Turkey has suspended 12,800 police officers over alleged links to an Islamic preacher accused of masterminding the failed July coup.
It also cut broadcasts of a pro-Kurdish television channel under its controversial state of emergency.
Tens of thousands have already been arrested or lost their jobs under the three three-month state of emergency, which was declared days after the July 15 coup and was extended on Monday a further 90 days to last well into 2017.
Officers entered IMC TV headquarters and cut broadcasts after it was ordered, along with several other outlets, to be closed last week under the emergency laws over accusations of supporting Kurdish militants.

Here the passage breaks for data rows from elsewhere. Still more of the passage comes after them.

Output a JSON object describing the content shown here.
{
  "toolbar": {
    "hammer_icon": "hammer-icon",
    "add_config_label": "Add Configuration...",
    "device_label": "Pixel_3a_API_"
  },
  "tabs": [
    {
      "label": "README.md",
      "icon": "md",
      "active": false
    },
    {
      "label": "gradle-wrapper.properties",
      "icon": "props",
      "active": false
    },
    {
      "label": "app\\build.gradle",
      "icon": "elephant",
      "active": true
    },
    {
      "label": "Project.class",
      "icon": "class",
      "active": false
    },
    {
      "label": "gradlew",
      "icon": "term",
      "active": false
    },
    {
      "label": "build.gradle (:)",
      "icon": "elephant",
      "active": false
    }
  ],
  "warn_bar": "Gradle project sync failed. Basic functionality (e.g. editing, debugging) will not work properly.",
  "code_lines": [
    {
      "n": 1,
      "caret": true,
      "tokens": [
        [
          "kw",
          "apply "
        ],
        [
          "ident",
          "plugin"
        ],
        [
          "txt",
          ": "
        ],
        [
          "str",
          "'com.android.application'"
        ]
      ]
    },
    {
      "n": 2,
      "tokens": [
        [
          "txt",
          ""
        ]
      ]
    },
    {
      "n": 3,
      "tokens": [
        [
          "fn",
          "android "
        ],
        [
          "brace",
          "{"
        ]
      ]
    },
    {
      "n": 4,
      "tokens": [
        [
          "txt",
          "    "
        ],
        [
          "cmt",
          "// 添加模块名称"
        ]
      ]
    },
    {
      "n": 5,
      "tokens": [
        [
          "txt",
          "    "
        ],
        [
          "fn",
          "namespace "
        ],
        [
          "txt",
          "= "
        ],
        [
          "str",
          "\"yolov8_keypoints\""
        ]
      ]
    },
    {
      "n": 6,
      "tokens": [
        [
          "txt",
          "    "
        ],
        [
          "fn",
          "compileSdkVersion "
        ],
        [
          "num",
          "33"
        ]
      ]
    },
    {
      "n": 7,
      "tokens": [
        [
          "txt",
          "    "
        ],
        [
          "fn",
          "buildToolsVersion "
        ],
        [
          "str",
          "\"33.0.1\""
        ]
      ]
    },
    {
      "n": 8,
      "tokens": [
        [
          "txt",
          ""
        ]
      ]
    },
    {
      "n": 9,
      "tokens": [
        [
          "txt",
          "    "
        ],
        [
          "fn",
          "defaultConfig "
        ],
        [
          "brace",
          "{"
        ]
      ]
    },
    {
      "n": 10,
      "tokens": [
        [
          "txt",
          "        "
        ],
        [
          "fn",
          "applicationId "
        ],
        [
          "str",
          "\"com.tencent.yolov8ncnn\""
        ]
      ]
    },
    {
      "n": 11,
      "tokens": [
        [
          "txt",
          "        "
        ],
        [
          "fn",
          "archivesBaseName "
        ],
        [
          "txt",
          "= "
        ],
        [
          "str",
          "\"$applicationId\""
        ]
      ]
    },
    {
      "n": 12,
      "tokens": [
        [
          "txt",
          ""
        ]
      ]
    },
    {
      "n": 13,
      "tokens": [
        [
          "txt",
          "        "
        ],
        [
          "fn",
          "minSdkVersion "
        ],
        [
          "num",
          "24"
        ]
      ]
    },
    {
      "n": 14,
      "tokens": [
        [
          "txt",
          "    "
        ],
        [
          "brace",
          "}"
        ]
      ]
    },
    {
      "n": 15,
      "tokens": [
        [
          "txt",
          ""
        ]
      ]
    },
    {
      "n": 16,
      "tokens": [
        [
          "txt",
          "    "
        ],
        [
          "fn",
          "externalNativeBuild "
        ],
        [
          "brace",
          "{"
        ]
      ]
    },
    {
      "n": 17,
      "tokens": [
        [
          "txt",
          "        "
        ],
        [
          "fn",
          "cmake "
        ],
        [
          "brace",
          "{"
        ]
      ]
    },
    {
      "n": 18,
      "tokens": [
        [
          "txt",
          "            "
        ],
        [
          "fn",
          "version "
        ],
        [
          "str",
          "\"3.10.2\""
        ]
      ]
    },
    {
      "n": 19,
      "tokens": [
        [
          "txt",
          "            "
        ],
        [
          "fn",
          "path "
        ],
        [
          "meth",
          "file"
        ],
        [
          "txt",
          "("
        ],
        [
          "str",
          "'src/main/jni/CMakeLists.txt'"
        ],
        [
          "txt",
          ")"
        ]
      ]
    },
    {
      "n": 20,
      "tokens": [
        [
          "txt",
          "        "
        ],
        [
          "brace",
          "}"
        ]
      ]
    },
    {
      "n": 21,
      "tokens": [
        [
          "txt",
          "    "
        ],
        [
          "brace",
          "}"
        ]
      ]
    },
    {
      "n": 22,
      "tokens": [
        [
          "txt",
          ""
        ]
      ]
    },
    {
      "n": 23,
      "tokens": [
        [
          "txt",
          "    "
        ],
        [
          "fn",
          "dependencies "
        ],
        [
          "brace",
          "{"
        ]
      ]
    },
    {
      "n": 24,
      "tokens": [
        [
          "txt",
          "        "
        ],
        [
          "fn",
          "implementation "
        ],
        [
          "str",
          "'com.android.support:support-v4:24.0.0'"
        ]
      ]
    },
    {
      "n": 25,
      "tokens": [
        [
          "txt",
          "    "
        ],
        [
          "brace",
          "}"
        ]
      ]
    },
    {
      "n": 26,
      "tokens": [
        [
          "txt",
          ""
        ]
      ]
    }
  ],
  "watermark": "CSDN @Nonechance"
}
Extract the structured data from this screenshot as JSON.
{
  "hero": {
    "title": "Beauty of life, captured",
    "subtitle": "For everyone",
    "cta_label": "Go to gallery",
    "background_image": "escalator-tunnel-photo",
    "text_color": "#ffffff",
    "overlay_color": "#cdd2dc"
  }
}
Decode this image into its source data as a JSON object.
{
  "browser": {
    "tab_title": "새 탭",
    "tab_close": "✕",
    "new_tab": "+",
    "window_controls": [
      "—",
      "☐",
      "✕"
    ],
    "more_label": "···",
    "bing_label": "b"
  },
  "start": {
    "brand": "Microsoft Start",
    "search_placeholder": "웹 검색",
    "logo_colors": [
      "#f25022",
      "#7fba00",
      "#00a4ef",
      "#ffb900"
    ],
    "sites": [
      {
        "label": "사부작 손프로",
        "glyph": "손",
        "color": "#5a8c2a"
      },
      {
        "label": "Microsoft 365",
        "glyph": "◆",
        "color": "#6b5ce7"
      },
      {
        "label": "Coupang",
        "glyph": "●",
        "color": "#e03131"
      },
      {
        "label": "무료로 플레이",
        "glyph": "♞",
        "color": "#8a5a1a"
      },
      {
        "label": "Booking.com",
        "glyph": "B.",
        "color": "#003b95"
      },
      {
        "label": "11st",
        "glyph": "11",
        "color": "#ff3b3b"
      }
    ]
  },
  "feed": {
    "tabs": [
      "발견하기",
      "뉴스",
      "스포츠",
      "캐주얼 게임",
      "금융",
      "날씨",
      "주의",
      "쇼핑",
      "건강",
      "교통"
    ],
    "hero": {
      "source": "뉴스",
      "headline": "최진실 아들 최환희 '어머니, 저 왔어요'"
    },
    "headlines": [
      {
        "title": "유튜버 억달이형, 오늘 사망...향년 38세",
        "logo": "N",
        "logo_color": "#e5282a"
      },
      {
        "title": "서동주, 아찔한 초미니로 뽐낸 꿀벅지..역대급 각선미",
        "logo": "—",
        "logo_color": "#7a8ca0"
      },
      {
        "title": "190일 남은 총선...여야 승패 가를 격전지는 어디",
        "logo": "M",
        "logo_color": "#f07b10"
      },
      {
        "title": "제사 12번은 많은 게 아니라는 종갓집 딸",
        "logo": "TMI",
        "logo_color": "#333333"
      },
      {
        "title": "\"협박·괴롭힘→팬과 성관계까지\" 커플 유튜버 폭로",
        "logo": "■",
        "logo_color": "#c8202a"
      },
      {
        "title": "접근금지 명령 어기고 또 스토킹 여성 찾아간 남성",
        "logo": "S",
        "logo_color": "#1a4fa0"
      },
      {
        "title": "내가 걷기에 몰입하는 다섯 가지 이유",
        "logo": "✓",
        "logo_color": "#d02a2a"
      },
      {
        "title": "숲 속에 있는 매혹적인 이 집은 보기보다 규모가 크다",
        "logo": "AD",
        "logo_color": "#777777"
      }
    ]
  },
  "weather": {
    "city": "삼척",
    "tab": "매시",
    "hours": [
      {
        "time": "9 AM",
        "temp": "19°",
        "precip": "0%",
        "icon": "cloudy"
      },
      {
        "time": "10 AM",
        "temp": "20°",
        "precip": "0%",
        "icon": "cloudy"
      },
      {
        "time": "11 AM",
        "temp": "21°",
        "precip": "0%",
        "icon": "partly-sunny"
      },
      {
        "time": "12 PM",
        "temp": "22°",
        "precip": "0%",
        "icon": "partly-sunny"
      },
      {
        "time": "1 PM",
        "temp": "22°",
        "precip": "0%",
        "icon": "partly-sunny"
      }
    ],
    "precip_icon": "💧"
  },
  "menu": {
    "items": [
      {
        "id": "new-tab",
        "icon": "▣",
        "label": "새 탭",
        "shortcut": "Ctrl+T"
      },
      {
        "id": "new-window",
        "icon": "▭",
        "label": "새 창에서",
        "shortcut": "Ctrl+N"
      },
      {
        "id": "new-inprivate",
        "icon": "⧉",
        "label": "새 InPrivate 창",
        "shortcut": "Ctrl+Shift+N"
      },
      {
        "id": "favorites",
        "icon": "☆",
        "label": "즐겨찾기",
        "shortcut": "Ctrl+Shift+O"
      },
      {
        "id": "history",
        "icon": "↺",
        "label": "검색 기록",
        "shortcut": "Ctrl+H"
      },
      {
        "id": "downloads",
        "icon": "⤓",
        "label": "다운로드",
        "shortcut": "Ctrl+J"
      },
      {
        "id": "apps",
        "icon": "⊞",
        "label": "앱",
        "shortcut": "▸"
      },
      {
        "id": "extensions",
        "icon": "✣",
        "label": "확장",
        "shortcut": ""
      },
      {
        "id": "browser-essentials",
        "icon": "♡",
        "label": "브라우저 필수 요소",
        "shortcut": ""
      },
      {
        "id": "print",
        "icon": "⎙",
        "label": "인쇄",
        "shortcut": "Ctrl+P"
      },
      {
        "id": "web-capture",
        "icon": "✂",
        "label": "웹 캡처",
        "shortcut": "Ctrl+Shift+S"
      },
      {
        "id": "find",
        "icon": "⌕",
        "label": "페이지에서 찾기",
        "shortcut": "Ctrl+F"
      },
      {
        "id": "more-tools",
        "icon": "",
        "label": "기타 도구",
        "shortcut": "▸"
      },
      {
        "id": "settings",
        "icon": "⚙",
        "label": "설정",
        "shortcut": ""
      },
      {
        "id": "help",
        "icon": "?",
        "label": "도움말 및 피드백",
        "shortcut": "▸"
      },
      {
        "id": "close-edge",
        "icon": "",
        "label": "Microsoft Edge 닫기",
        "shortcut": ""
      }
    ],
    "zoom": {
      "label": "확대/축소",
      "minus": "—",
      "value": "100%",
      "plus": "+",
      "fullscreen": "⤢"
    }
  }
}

A total of 12,801 police were suspended from duty as part of the investigation into the coup attempt, including 2,523 police chiefs, the police headquarters said in a statement.
In total, Turkey has around 270,000 police officers.
A Turkish official, who did not wish to be named, confirmed the suspensions, adding that the individuals would continue to be paid two-thirds of their salary "pending further investigation."
The action was taken over suspected links to the movement of the US-based preacher Fethullah Gulen which Turkey blames for the failed putsch in July that sought to oust President Recep Tayyip Erdogan from power.
Gulen, an ally-turned-foe of Erdogan who has lived in self-imposed exile in the United States since 1999, strongly denies Ankara's accusations.
Supporters of the Gulen movement, also known as Hizmet (service), insist it is a loose grouping of individuals committed to peace and helping people through education and charities.